1. An electrode unit in which a positive electrode having a positive electrode active material layer formed on a positive electrode current collector and a negative electrode having a negative electrode active material layer formed on a negative electrode current collector are alternately stacked via a separator; and lithium An electricity storage device comprising an electrolyte solution comprising an aprotic organic solvent solution of a salt,
   The capacity when discharging from the fully charged state of the electricity storage device to half the voltage of the full charge over 0.75 to 1.25 hours is defined as the cell capacity a (mAh). The capacity when the negative electrode was discharged until the negative electrode potential reached 1.5 V (Li / Li ⁺ ) was defined as a complete negative electrode capacity b (mAh), and the negative electrode was charged at constant current-constant voltage at 0 V for 12 hours ( When the capacity when CCCV charging is set to the total negative electrode charging capacity c (mAh), 0.35 ≦ a / b ≦ 0.95, 0.55 ≦ b / c ≦ 1.00, 0.35 ≦ a / c ≦ 0.55 is satisfied, the electrode density of the positive electrode active material layer is 0.54 g / cm ³ to 0.7 g / cm ³ , and the electrode weight per unit area of the positive electrode active material layer is 70 g / m ² to 110 g / A power storage device characterized by being m ² .
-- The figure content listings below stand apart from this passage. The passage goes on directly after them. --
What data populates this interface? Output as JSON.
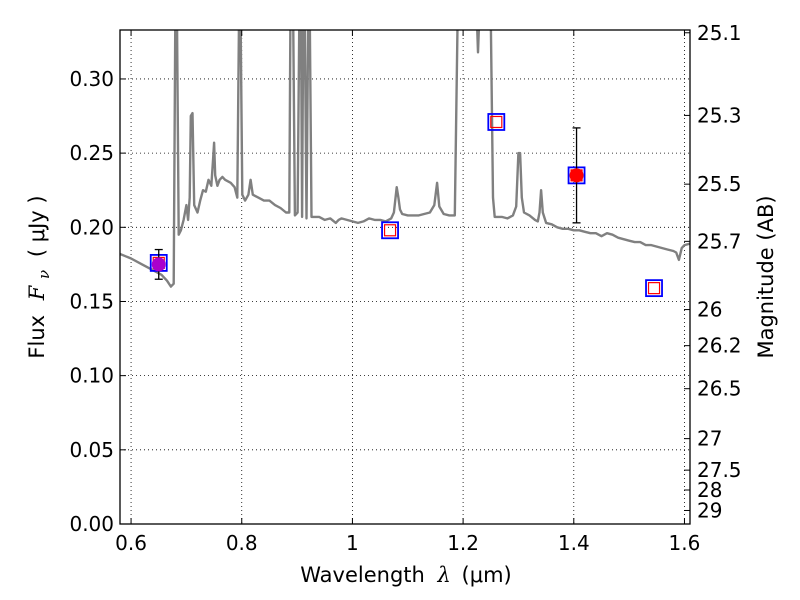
{
  "chart_data": {
    "type": "scatter",
    "xlabel": "Wavelength",
    "xlabel_symbol": "λ",
    "xlabel_unit": "(μm)",
    "ylabel": "Flux",
    "ylabel_symbol": "F",
    "ylabel_symbol_sub": "ν",
    "ylabel_unit": "( μJy )",
    "y2label": "Magnitude (AB)",
    "xlim": [
      0.58,
      1.61
    ],
    "ylim": [
      0.0,
      0.333
    ],
    "grid": true,
    "x_ticks": [
      {
        "value": 0.6,
        "label": "0.6"
      },
      {
        "value": 0.8,
        "label": "0.8"
      },
      {
        "value": 1.0,
        "label": "1"
      },
      {
        "value": 1.2,
        "label": "1.2"
      },
      {
        "value": 1.4,
        "label": "1.4"
      },
      {
        "value": 1.6,
        "label": "1.6"
      }
    ],
    "y_ticks": [
      {
        "value": 0.0,
        "label": "0.00"
      },
      {
        "value": 0.05,
        "label": "0.05"
      },
      {
        "value": 0.1,
        "label": "0.10"
      },
      {
        "value": 0.15,
        "label": "0.15"
      },
      {
        "value": 0.2,
        "label": "0.20"
      },
      {
        "value": 0.25,
        "label": "0.25"
      },
      {
        "value": 0.3,
        "label": "0.30"
      }
    ],
    "y2_ticks": [
      {
        "value": 25.1,
        "label": "25.1"
      },
      {
        "value": 25.3,
        "label": "25.3"
      },
      {
        "value": 25.5,
        "label": "25.5"
      },
      {
        "value": 25.7,
        "label": "25.7"
      },
      {
        "value": 26.0,
        "label": "26"
      },
      {
        "value": 26.2,
        "label": "26.2"
      },
      {
        "value": 26.5,
        "label": "26.5"
      },
      {
        "value": 27.0,
        "label": "27"
      },
      {
        "value": 27.5,
        "label": "27.5"
      },
      {
        "value": 28.0,
        "label": "28"
      },
      {
        "value": 29.0,
        "label": "29"
      }
    ],
    "series": [
      {
        "kind": "model-sed-line",
        "color": "#808080",
        "points": [
          [
            0.58,
            0.182
          ],
          [
            0.6,
            0.179
          ],
          [
            0.62,
            0.175
          ],
          [
            0.64,
            0.171
          ],
          [
            0.655,
            0.168
          ],
          [
            0.665,
            0.164
          ],
          [
            0.672,
            0.16
          ],
          [
            0.677,
            0.162
          ],
          [
            0.68,
            0.34
          ],
          [
            0.683,
            0.34
          ],
          [
            0.686,
            0.195
          ],
          [
            0.69,
            0.198
          ],
          [
            0.695,
            0.205
          ],
          [
            0.7,
            0.215
          ],
          [
            0.703,
            0.205
          ],
          [
            0.706,
            0.22
          ],
          [
            0.708,
            0.275
          ],
          [
            0.711,
            0.277
          ],
          [
            0.714,
            0.215
          ],
          [
            0.72,
            0.21
          ],
          [
            0.725,
            0.218
          ],
          [
            0.73,
            0.225
          ],
          [
            0.735,
            0.224
          ],
          [
            0.74,
            0.232
          ],
          [
            0.745,
            0.228
          ],
          [
            0.748,
            0.245
          ],
          [
            0.75,
            0.257
          ],
          [
            0.752,
            0.235
          ],
          [
            0.756,
            0.228
          ],
          [
            0.76,
            0.232
          ],
          [
            0.765,
            0.234
          ],
          [
            0.77,
            0.232
          ],
          [
            0.78,
            0.23
          ],
          [
            0.787,
            0.227
          ],
          [
            0.792,
            0.22
          ],
          [
            0.795,
            0.34
          ],
          [
            0.798,
            0.34
          ],
          [
            0.801,
            0.222
          ],
          [
            0.806,
            0.218
          ],
          [
            0.812,
            0.222
          ],
          [
            0.816,
            0.232
          ],
          [
            0.82,
            0.222
          ],
          [
            0.83,
            0.22
          ],
          [
            0.84,
            0.218
          ],
          [
            0.85,
            0.218
          ],
          [
            0.86,
            0.215
          ],
          [
            0.87,
            0.213
          ],
          [
            0.88,
            0.21
          ],
          [
            0.886,
            0.21
          ],
          [
            0.888,
            0.34
          ],
          [
            0.893,
            0.34
          ],
          [
            0.896,
            0.208
          ],
          [
            0.901,
            0.21
          ],
          [
            0.904,
            0.34
          ],
          [
            0.907,
            0.34
          ],
          [
            0.909,
            0.207
          ],
          [
            0.911,
            0.34
          ],
          [
            0.914,
            0.34
          ],
          [
            0.917,
            0.206
          ],
          [
            0.92,
            0.34
          ],
          [
            0.923,
            0.34
          ],
          [
            0.926,
            0.207
          ],
          [
            0.94,
            0.207
          ],
          [
            0.95,
            0.205
          ],
          [
            0.96,
            0.206
          ],
          [
            0.97,
            0.203
          ],
          [
            0.975,
            0.205
          ],
          [
            0.98,
            0.206
          ],
          [
            0.99,
            0.205
          ],
          [
            1.0,
            0.204
          ],
          [
            1.01,
            0.203
          ],
          [
            1.02,
            0.204
          ],
          [
            1.03,
            0.206
          ],
          [
            1.04,
            0.205
          ],
          [
            1.05,
            0.205
          ],
          [
            1.06,
            0.204
          ],
          [
            1.07,
            0.206
          ],
          [
            1.075,
            0.21
          ],
          [
            1.08,
            0.227
          ],
          [
            1.083,
            0.22
          ],
          [
            1.086,
            0.212
          ],
          [
            1.09,
            0.209
          ],
          [
            1.1,
            0.208
          ],
          [
            1.12,
            0.208
          ],
          [
            1.14,
            0.21
          ],
          [
            1.148,
            0.215
          ],
          [
            1.153,
            0.23
          ],
          [
            1.157,
            0.214
          ],
          [
            1.165,
            0.209
          ],
          [
            1.175,
            0.208
          ],
          [
            1.185,
            0.208
          ],
          [
            1.19,
            0.34
          ],
          [
            1.2,
            0.34
          ],
          [
            1.21,
            0.34
          ],
          [
            1.22,
            0.34
          ],
          [
            1.225,
            0.34
          ],
          [
            1.227,
            0.318
          ],
          [
            1.229,
            0.34
          ],
          [
            1.245,
            0.34
          ],
          [
            1.25,
            0.34
          ],
          [
            1.254,
            0.22
          ],
          [
            1.257,
            0.207
          ],
          [
            1.27,
            0.207
          ],
          [
            1.28,
            0.206
          ],
          [
            1.29,
            0.208
          ],
          [
            1.296,
            0.214
          ],
          [
            1.3,
            0.25
          ],
          [
            1.303,
            0.25
          ],
          [
            1.306,
            0.22
          ],
          [
            1.31,
            0.21
          ],
          [
            1.32,
            0.208
          ],
          [
            1.33,
            0.205
          ],
          [
            1.335,
            0.204
          ],
          [
            1.338,
            0.21
          ],
          [
            1.341,
            0.225
          ],
          [
            1.344,
            0.21
          ],
          [
            1.35,
            0.203
          ],
          [
            1.36,
            0.202
          ],
          [
            1.37,
            0.2
          ],
          [
            1.38,
            0.199
          ],
          [
            1.39,
            0.199
          ],
          [
            1.4,
            0.198
          ],
          [
            1.41,
            0.198
          ],
          [
            1.42,
            0.197
          ],
          [
            1.43,
            0.196
          ],
          [
            1.44,
            0.196
          ],
          [
            1.45,
            0.194
          ],
          [
            1.46,
            0.196
          ],
          [
            1.47,
            0.195
          ],
          [
            1.48,
            0.193
          ],
          [
            1.49,
            0.192
          ],
          [
            1.5,
            0.191
          ],
          [
            1.51,
            0.19
          ],
          [
            1.52,
            0.19
          ],
          [
            1.53,
            0.188
          ],
          [
            1.54,
            0.188
          ],
          [
            1.55,
            0.187
          ],
          [
            1.56,
            0.186
          ],
          [
            1.57,
            0.185
          ],
          [
            1.58,
            0.184
          ],
          [
            1.585,
            0.183
          ],
          [
            1.59,
            0.178
          ],
          [
            1.595,
            0.186
          ],
          [
            1.6,
            0.188
          ],
          [
            1.61,
            0.189
          ]
        ]
      },
      {
        "kind": "model-bandpass-flux",
        "points": [
          {
            "x": 0.65,
            "y": 0.176
          },
          {
            "x": 1.068,
            "y": 0.198
          },
          {
            "x": 1.26,
            "y": 0.271
          },
          {
            "x": 1.405,
            "y": 0.235
          },
          {
            "x": 1.545,
            "y": 0.159
          }
        ]
      },
      {
        "kind": "observed-detection",
        "points": [
          {
            "x": 0.65,
            "y": 0.175,
            "yerr": 0.01,
            "color": "#aa00cc"
          },
          {
            "x": 1.405,
            "y": 0.235,
            "yerr": 0.032,
            "color": "#ff0000"
          }
        ]
      }
    ]
  }
}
2. The electricity storage device according to claim 1, wherein the negative electrode active material layer includes graphite-based particles.
3. The electric storage device according to claim 1 or 2, wherein the positive electrode active material layer includes activated carbon.
4. The electricity storage device according to any one of claims 1 to 3, wherein the separator has a thickness of 5 袖 m to 20 袖 m.
5. The electricity storage device according to any one of claims 1 to 4, wherein the positive electrode current collector and / or the negative electrode current collector has a through hole.
6. The electricity storage device according to any one of claims 1 to 5, wherein the electrode unit is a stacked type or a wound type.
7. The electricity storage device according to any one of claims 1 to 6, wherein the negative electrode is a negative electrode doped with lithium ions in advance.
8. The electricity storage device according to any one of claims 1 to 7, wherein the electricity storage device is a lithium ion capacitor.
9. The energy storage device according to claim 8, wherein the energy density is 31.5 Wh / L or more.
10. The capacity maintenance ratio after performing 10,000 cycles of constant current charge / discharge at a time rate of 10 C in a voltage range of 3.8 V to 2.2 V is 95% or more, according to any one of claims 1 to 9. Power storage device.
11. 11. The rate of increase in internal resistance after 10,000 cycles of constant current charge / discharge at a time rate of 10 C in a voltage range of 3.8 V to 2.2 V is 3% or less. The electricity storage device described in 1.